C’est, à travers ce flot qu’on entrevoit au loin
L’oeil fixe et lumineux de Pan, sombre témoin.
C’est le chaos, j’y tremble ; et c’est l’ordre, j’y pense.
J’y sens du châtiment et de la récompense.
Et je vais le plus droit que je peux devant moi.
Je crois. C’est en amour que se dissout l’effroi.
Dans cet ensemble, vrai quoique visionnaire.
Tout a sa place ; un cèdre, un brin d’herbe ; un tonnerre
Passe, et n’a pas le droit de faire taire un nid
Qui, comme lui, comprend l’abîme et le bénit.
Nul du concert sacré n’est exclu. On écoute.

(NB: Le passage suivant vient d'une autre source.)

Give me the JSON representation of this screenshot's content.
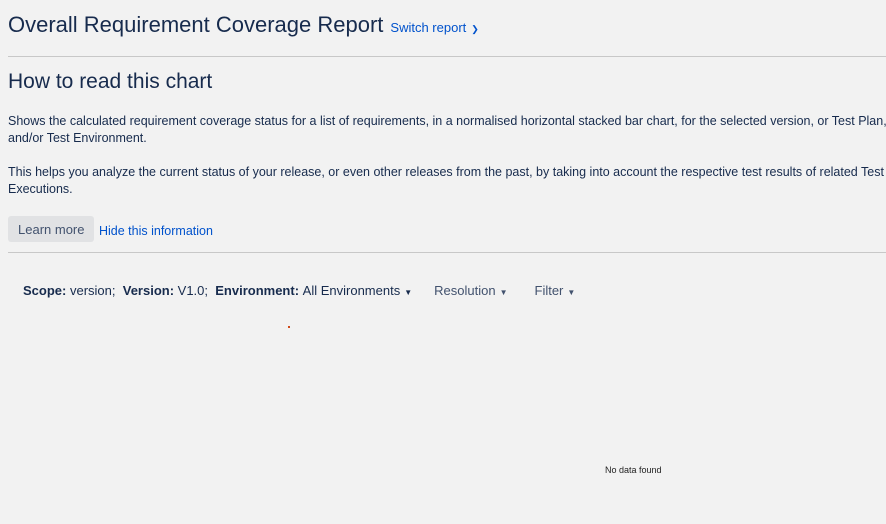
{
  "header": {
    "title": "Overall Requirement Coverage Report",
    "switch_report": "Switch report"
  },
  "info": {
    "heading": "How to read this chart",
    "paragraph1": "Shows the calculated requirement coverage status for a list of requirements, in a normalised horizontal stacked bar chart, for the selected version, or Test Plan, and/or Test Environment.",
    "paragraph2": "This helps you analyze the current status of your release, or even other releases from the past, by taking into account the respective test results of related Test Executions.",
    "learn_more": "Learn more",
    "hide": "Hide this information"
  },
  "filters": {
    "scope_label": "Scope:",
    "scope_value": "version;",
    "version_label": "Version:",
    "version_value": "V1.0;",
    "environment_label": "Environment:",
    "environment_value": "All Environments",
    "resolution": "Resolution",
    "filter": "Filter"
  },
  "chart": {
    "empty_message": "No data found"
  }
}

La nature au milieu de l’ombre parle toute ;
L’effet rend témoignage à la cause ; penché
Sur tout ce vaste hymen qu’on nomme à tort péché,
L’homme songe ; il entend les êtres et les choses,
Les monstres chevelus, les oiseaux aux becs roses,
Tous, terribles, charmants, pêle-mêle, en tout lieu,
A toute heure, à la fois, chanter ou rugir Dieu.
Un hymne immense sort de cet immense rêve ;
L’alouette l’ébauche et le lion l’achève.

18 juin 1870.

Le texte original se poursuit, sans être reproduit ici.